Basic Bi concepts (full)

Source: Internet
Author: User

I. multidimensional data models and related concepts


Data models generally have two layers: The concept layer (logical layer) and the physical layer. The Logical Data Model abstracts the internal laws of the real world from the conceptual perspective, such as business processes and data architecture. The physical data model focuses on the specific implementation in a specific environment, such as efficiency and security.

Multi-dimensional data model is a logical concept. It mainly solves the problem of fast query and multi-angle display of a large amount of data, so as to obtain information and knowledge conducive to management decision-making. The application fields of multidimensional data models mainly include data warehouse, OLAP and data mining. Among them, multidimensional structure is the core of OLAP.

By introducing dimensions, dimension layers, and measurements, a multidimensional data model regards information as a cube.

 

1. Cube: Describe an object with three or more dimensions. Each dimension is perpendicular to each other. The measurement value of data occurs at the intersection of dimensions. Each part of the data space has the same dimension attribute.

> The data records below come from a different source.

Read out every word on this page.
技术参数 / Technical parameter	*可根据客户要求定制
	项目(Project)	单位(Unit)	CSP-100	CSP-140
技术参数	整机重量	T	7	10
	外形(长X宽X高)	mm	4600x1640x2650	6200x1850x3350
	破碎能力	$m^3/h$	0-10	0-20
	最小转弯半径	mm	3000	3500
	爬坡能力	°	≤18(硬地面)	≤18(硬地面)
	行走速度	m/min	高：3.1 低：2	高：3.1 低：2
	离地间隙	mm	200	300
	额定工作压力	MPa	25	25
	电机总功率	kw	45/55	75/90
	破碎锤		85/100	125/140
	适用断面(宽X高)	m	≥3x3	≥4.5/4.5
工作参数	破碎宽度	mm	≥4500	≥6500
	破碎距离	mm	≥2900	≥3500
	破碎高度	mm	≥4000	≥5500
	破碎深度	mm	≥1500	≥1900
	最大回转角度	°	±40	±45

2. dimension: it is a specific angle for people to observe data. It is a type of attribute in consideration of the problem. The set of attributes forms a dimension (such as time dimension and organization dimension ).

3. dimension hierarchy: the same dimension can also have different descriptions (such as year, quarter, month, day, and date ).

4. Dimension attributes: A value of a dimension, which is the description of the position of a data item in a dimension (for example, "a month or a day of a year" is the description of the position in the time dimension ).

5. Measurement: a cell in a cube used to store data.

OLAP basic multidimensional analysis operations include drilling (roll up, drill down), slice, dice, and rotation.

Drilling includes drill-down and drill-up (roll-up) operations. The drill depth corresponds to the level of the dimension. The volume-up operation aggregates data cubes through the dimension conventions. The drill-down operation is the inverse operation of the volume-up operation, from less detailed data to more detailed data.

Slice and slice are the distribution of measurement data on the remaining dimension after a set value is selected on some dimensions. In the multi-dimensional data structure, you can obtain the required data by two-dimensional and two-dimensional chunking, such as cutting and slicing in the three-dimensional cube of "organization, product, and time, you can obtain the sales information of various cities and products.

Rotation (rotation axis) is to change the direction of the dimension, that is, to reschedule the placement of the dimension in the table (such as row-column swaps), and to obtain data from different angles through rotation.


Ii. physical implementation of Multidimensional Data Models

There are multiple ways to implement OLAP multi-dimensional data models, including multi-dimensional databases using arrays, relational databases, and the combination of the two. They are usually called molap, ROLAP, and holap. However, molap is easy to misunderstand. After all, according to the multidimensional concept of OLAP, ROLAP is also a way to organize multidimensional data.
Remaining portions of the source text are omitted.